Sinn betont: "Es geht nicht darum, den Staat bei der Familienplanung mitreden zu lassen, sondern ganz im Gegenteil, ihn wieder ein Stück weit aus der Familienplanung herauszunehmen, indem das Ausmaß der Sozialisierung der Schaffenskraft der Kinder zurückgefahren wird." In der aktuellen Situation sieht er eine Dreifach-Belastung von Familien, die mit ihren Rentenbeiträgen die Generation ihrer Eltern finanzieren, durch die Erziehung ihrer Kinder die Renten der Zukunft bezahlen und daneben ihre eigenen Renten über das Riester-Sparen finanzieren sollen.
Konkret schlägt Sinn folgende Schritte vor: Die gesetzliche Rente wird beibehalten, aber sie wird auch nicht immer wieder von neuem mit Steuergeldern aufgeplustert. Beitragssatz und prozentualer Bundeszuschuss werden eingefroren. Zum Ausgleich werden aufstockende Rentensäulen eingeführt: eine Kinderrente und ein verbessertes Riester-Sparen.
Kinderrente (alternativ Mütter- oder Elternrente): Wer Kinder großgezogen hat, bekommt eine umlagefinanzierte Zusatzrente, die die Gesamtrente zusammen mit der Altrente wieder auf das Niveau hebt, das ohne die demographische Krise erreicht worden wäre. Bezahlt wird diese Rente von allen später erwerbstätigen Personen einschließlich der Selbständigen und Beamten, denn alle haben sie Eltern. Diese Rente führt nicht zu zusätzlichen Lasten im Vergleich zu den bereits beschlossenen Rentenreformen, weil letztere stark wachsende Beitragssätze implizieren und einen wachsenden relativen Bundeszuschuss.
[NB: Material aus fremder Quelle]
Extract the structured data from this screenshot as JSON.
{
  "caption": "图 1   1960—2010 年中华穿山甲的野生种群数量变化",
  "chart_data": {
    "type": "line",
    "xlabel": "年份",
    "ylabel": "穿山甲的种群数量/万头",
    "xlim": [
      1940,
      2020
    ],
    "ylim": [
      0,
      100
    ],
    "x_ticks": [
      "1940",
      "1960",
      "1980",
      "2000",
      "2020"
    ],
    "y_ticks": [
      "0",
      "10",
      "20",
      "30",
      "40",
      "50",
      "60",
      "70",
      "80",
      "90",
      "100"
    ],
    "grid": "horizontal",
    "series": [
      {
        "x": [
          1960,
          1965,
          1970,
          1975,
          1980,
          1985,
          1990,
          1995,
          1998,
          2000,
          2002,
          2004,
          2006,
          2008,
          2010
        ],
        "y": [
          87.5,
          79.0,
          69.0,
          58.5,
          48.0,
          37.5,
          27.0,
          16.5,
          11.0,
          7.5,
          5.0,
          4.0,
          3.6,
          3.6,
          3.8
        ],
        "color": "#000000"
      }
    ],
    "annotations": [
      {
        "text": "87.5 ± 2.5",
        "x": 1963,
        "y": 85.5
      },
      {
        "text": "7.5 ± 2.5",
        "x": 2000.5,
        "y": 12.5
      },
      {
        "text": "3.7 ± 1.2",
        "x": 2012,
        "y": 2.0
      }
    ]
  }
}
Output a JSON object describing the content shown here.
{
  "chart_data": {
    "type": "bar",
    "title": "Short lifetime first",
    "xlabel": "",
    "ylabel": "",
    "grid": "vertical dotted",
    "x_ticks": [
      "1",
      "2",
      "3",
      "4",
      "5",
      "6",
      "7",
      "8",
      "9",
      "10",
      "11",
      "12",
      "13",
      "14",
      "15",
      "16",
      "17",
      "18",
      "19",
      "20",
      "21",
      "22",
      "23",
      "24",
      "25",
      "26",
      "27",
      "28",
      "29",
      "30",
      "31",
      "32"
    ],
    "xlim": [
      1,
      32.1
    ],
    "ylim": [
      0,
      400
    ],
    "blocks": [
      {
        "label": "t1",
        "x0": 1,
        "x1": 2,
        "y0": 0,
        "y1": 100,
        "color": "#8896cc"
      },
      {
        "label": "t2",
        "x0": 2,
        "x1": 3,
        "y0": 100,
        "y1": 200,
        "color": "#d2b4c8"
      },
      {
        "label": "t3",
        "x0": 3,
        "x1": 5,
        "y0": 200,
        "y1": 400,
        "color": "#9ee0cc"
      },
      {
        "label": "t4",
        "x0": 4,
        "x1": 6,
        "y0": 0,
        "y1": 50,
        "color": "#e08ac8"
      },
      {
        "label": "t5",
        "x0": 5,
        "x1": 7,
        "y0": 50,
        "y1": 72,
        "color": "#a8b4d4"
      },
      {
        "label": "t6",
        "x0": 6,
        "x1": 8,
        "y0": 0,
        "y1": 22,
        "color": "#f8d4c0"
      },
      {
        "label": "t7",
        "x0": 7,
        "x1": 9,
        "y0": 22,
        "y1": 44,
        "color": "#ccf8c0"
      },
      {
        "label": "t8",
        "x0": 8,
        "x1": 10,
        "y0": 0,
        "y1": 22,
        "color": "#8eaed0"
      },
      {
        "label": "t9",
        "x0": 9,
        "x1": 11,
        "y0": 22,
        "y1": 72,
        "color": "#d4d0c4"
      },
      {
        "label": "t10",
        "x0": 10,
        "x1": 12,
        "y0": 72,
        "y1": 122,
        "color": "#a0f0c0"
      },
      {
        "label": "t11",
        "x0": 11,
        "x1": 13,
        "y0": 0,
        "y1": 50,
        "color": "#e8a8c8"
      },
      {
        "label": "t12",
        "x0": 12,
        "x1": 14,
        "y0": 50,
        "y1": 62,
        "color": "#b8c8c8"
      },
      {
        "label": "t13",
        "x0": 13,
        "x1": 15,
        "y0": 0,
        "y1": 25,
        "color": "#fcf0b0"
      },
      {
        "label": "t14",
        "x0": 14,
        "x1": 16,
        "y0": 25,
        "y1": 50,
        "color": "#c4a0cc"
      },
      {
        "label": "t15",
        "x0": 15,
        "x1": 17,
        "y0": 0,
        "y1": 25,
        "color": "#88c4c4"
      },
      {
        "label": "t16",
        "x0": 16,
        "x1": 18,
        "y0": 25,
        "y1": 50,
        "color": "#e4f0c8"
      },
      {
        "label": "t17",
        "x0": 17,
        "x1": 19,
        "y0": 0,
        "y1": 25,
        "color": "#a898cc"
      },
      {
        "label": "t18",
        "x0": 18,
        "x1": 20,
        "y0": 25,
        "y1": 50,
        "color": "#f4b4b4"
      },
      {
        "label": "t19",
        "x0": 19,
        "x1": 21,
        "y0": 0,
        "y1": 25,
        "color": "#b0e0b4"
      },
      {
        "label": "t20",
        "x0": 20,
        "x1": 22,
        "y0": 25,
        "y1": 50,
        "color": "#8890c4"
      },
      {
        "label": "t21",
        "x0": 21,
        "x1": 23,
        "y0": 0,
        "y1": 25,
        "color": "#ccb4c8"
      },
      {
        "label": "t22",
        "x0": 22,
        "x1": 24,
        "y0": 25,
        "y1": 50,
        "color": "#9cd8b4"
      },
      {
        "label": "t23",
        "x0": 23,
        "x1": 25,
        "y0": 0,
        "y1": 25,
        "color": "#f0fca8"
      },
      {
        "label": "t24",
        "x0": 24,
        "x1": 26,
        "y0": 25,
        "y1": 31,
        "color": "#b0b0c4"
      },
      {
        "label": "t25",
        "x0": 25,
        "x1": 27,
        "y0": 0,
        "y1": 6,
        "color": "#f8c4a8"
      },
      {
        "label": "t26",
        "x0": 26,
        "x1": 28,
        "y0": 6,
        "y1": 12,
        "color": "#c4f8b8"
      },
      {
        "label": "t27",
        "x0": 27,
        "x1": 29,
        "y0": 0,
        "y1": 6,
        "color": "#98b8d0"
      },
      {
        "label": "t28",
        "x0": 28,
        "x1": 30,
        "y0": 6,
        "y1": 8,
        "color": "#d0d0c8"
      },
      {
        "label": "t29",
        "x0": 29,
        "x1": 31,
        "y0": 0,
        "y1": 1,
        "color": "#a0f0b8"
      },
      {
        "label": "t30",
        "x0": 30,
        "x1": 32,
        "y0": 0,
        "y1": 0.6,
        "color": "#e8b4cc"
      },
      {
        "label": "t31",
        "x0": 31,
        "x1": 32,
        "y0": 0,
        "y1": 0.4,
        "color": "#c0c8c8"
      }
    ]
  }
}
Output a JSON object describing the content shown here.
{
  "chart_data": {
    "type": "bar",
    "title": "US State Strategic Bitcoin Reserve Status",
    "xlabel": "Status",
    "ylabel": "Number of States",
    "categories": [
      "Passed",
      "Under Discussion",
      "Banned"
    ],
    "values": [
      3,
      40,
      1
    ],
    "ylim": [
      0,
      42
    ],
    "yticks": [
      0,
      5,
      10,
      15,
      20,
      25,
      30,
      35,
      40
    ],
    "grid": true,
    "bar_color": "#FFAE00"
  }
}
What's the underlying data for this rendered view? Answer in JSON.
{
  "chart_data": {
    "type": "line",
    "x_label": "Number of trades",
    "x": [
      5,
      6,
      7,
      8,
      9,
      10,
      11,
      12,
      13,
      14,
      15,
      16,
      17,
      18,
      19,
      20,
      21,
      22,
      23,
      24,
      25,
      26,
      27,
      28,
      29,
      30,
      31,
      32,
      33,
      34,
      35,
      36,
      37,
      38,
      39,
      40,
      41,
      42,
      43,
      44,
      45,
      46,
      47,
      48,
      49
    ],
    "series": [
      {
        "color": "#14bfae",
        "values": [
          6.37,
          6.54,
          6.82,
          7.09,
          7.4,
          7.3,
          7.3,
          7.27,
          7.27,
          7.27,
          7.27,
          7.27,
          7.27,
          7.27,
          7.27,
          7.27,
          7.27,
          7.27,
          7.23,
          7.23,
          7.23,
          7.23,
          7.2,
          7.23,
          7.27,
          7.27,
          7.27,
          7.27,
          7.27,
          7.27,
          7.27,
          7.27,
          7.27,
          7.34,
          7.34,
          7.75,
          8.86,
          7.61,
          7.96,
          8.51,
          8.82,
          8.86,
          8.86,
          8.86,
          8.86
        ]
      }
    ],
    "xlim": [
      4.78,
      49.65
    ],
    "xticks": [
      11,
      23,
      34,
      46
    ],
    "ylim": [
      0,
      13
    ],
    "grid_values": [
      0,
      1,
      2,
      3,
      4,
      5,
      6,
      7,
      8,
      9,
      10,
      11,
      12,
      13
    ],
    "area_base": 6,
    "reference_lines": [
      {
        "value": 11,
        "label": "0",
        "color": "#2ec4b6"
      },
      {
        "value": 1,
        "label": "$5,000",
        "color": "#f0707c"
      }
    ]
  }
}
Erweitertes Riester-Sparen: Pflichtsparen von etwa 6 bis 8% des Lohneinkommens, das die Gesamtrente der Betroffenen gegen die demographischen Verwerfungen schützt. Jeder, der in das Erwerbsleben eintritt, muss mitmachen, bis er Kinder bekommt. Wird das erste Kind geboren, wird ein Drittel der angesammelten Ersparnis ausgeschüttet und ein Drittel des weiteren Pflichtsparens wird erlassen. Und so wird bei jedem weiteren Kind bis zu drei Kindern verfahren. In dem Maße, wie Kinder geboren und großgezogen werden, wird die Riester-Ersparnis erlassen und sogar zurückgezahlt, während zugleich in Proportion zur Kinderzahl ein Kinderrentenanspruch aufgebaut wird. Wer drei und mehr Kinder hat, ist vom Riester-Sparen befreit und kommt in den vollen Genuss der umlagefinanzierten Kinderrente.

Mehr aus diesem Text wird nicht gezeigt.